Tous les indices sont ainsi rapidement revenus sur les plus hauts de l’année. Parmi la performance la plus symbolique, on peut souligner l’indice S&P 500 des grandes valeurs américaines qui franchit la barre psychologique des 3 000 pts pour la première fois de son histoire (cf. graphique ci-dessous).

Les investisseurs ont donc pris acte à court terme du soutien sans faille des banques centrales, particulièrement celles des Etats-Unis et de la zone euro. Les marchés obligataires ont également souligné à leur manière le nouveau comportement des autorités monétaires. Les rendements des obligations souveraines se sont encore détendus. Celui de l’emprunt d’état américain à 10 ans est retombé sous les 2% début juillet (contre un plus haut à 3,26% en octobre 2018). Plus spectaculaire est le chemin du Bund allemand qui affichait en début de mois un rendement sur un nouveau plus bas historique à -0,40% !
Les investisseurs en actions ont également pris acte de la trêve temporaire au dernier G20 au Japon entre D. Trump et Xi Jinping au sujet des relations commerciales entre les deux pays. Les opérateurs de marchés semblent repousser à plus tard le risque d’une aggravation du conflit commercial entre les grandes puissances mondiales.
Cependant, tous les risques n’ont pas pour autant disparu . La forte baisse des rendements obligataires est-elle le signe d’un ralentissement économique plus intense dans les prochains mois, où d’un éventuel retour des risques déflationnistes ? La « guerre commerciale » entre les Etats-Unis et l’ensemble de ses partenaires économiques est loin d’être achevée.
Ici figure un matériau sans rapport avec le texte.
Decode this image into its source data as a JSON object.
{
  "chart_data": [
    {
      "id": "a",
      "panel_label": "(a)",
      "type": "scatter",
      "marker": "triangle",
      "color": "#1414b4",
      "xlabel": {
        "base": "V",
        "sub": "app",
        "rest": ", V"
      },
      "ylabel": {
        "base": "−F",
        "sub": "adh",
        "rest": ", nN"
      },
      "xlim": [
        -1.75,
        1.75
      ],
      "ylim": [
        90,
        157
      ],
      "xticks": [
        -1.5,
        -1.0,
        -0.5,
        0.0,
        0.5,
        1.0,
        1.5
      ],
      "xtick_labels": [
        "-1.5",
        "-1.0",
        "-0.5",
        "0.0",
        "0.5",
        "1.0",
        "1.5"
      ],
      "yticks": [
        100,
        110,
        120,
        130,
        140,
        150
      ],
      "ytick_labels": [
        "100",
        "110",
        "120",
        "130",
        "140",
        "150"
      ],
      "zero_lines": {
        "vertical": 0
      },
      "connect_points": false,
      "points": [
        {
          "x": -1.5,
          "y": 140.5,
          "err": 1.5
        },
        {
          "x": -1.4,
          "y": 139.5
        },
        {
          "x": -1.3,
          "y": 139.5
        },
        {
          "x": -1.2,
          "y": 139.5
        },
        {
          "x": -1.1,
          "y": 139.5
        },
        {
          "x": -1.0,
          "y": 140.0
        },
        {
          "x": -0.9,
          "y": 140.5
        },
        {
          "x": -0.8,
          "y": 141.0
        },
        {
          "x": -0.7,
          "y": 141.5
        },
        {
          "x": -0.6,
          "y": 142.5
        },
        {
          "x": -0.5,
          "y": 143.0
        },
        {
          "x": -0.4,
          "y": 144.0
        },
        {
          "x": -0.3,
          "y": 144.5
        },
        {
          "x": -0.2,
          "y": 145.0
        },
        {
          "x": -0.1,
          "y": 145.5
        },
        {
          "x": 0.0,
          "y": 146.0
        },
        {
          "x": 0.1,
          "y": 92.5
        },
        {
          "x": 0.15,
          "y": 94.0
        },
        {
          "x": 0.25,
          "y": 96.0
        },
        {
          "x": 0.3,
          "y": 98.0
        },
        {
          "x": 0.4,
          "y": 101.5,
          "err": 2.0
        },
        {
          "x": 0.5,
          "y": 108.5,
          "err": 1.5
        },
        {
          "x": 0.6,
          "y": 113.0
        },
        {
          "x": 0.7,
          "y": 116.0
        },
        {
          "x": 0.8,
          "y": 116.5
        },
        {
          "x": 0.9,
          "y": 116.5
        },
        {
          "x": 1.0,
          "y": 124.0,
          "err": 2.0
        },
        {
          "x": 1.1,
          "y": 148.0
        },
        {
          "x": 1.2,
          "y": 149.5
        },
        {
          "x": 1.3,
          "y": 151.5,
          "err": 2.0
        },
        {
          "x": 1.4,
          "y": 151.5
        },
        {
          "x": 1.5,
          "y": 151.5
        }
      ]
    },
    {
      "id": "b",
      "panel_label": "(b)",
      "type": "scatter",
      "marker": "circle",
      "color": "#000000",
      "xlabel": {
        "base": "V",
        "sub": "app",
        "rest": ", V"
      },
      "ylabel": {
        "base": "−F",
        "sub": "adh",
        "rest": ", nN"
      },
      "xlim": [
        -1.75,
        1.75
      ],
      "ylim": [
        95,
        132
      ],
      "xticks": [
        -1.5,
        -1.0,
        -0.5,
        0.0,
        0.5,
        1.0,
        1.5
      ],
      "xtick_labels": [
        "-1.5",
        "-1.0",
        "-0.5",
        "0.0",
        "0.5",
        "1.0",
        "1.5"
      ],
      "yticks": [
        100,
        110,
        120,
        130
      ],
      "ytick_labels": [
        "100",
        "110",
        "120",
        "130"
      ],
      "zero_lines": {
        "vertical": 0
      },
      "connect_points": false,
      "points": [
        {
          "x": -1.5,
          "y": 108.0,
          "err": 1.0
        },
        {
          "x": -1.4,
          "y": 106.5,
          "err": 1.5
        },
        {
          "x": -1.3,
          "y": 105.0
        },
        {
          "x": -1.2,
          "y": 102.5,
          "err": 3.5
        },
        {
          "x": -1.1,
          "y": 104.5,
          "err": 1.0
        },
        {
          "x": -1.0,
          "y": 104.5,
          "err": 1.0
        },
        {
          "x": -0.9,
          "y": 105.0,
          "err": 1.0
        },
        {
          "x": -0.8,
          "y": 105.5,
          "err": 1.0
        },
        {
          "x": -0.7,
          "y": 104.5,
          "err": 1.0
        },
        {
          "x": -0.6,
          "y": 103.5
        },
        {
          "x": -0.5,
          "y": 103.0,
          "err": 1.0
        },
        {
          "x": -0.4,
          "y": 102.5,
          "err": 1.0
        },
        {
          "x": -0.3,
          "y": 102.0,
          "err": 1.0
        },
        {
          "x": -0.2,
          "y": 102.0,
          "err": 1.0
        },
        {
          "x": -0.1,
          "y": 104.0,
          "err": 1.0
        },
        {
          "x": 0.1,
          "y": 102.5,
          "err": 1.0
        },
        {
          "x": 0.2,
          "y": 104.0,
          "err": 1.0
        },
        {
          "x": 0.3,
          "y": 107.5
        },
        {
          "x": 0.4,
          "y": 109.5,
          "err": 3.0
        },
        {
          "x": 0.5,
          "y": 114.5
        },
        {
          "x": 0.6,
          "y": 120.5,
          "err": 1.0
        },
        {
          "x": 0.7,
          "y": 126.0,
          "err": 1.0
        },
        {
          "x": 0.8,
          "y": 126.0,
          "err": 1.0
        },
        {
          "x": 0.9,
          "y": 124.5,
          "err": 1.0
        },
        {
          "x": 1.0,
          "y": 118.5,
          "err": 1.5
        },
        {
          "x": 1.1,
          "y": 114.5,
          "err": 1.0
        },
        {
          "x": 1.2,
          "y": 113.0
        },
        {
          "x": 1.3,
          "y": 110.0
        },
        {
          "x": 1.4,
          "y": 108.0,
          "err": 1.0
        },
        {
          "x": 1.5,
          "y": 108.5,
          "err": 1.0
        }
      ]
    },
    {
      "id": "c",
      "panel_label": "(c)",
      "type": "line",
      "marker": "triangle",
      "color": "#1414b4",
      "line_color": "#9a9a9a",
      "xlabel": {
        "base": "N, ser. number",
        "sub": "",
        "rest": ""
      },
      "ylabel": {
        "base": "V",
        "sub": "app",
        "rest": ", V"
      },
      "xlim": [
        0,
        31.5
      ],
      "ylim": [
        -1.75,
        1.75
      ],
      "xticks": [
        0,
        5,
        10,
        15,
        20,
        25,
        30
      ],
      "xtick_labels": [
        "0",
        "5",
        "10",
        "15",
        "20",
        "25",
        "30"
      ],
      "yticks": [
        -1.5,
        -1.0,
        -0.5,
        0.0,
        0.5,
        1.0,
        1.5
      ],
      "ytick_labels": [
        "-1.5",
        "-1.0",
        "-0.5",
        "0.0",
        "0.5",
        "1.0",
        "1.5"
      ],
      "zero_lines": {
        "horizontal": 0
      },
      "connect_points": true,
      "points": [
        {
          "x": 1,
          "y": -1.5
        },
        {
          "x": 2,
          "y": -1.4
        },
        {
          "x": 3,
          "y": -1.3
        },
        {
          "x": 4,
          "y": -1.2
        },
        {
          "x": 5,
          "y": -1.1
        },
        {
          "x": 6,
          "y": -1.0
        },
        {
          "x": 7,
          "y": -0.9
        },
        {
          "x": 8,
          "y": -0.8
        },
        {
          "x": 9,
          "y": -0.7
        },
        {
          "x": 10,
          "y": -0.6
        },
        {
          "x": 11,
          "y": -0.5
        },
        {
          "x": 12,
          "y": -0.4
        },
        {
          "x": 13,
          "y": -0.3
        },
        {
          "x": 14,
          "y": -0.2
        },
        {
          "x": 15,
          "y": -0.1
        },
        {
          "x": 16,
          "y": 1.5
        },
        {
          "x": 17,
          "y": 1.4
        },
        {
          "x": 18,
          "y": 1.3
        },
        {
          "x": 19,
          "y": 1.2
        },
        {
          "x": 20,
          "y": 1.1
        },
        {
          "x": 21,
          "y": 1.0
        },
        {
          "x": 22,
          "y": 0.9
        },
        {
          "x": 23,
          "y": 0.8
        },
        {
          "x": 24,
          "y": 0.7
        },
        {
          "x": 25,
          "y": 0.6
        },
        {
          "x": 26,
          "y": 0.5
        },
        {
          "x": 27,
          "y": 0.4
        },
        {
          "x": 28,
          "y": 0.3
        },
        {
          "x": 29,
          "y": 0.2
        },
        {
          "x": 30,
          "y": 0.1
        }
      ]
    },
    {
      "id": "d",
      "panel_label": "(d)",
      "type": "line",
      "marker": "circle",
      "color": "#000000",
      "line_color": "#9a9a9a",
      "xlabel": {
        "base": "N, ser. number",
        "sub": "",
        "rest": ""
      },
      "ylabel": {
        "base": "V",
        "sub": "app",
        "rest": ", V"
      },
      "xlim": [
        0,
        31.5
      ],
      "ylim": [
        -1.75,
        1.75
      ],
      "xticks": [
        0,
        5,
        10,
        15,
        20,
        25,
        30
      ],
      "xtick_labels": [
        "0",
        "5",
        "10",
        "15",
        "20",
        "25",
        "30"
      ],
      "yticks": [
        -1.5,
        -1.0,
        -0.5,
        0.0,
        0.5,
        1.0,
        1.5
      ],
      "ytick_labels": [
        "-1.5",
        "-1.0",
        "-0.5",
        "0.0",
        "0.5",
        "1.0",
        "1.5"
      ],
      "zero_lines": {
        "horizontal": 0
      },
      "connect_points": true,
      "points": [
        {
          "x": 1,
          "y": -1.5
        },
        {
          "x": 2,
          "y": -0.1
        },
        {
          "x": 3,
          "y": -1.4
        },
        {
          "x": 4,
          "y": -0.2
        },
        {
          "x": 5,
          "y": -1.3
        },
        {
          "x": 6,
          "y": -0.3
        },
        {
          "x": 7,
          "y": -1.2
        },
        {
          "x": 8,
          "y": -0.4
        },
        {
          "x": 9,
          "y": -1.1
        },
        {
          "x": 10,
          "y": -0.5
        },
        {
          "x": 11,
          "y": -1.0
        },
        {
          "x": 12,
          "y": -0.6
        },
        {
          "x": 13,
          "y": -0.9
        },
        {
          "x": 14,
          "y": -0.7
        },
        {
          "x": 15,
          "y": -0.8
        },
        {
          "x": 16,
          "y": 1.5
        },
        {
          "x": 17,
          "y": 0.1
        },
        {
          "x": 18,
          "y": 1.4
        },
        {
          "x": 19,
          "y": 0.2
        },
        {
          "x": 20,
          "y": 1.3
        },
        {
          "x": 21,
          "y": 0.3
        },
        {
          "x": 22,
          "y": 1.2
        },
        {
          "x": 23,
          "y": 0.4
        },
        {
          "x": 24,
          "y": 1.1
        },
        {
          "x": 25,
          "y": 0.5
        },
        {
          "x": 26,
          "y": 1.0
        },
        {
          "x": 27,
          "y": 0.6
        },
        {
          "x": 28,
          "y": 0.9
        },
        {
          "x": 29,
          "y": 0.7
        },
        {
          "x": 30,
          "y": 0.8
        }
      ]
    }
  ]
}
Ce sujet devrait être au cœur de la campagne électorale du président américain avec un éventuel dénouement avant les élections présidentielles de novembre 2020. Enfin, les tensions au Moyen-Orient dans le détroit d’Ormuz, la reprise des négociations du Brexit à la rentrée et d’éventuelles élections générales avancées en Italie pourraient être également des événements susceptibles d’inquiéter les marchés financiers.
Mais à court terme,tous les yeux des investisseurs seront tournés vers les publications semestrielles des entreprises . Ces dernières devraient générer quelques déconvenues compte tenu du ralentissement économique observé au second trimestre sur la scène mondiale.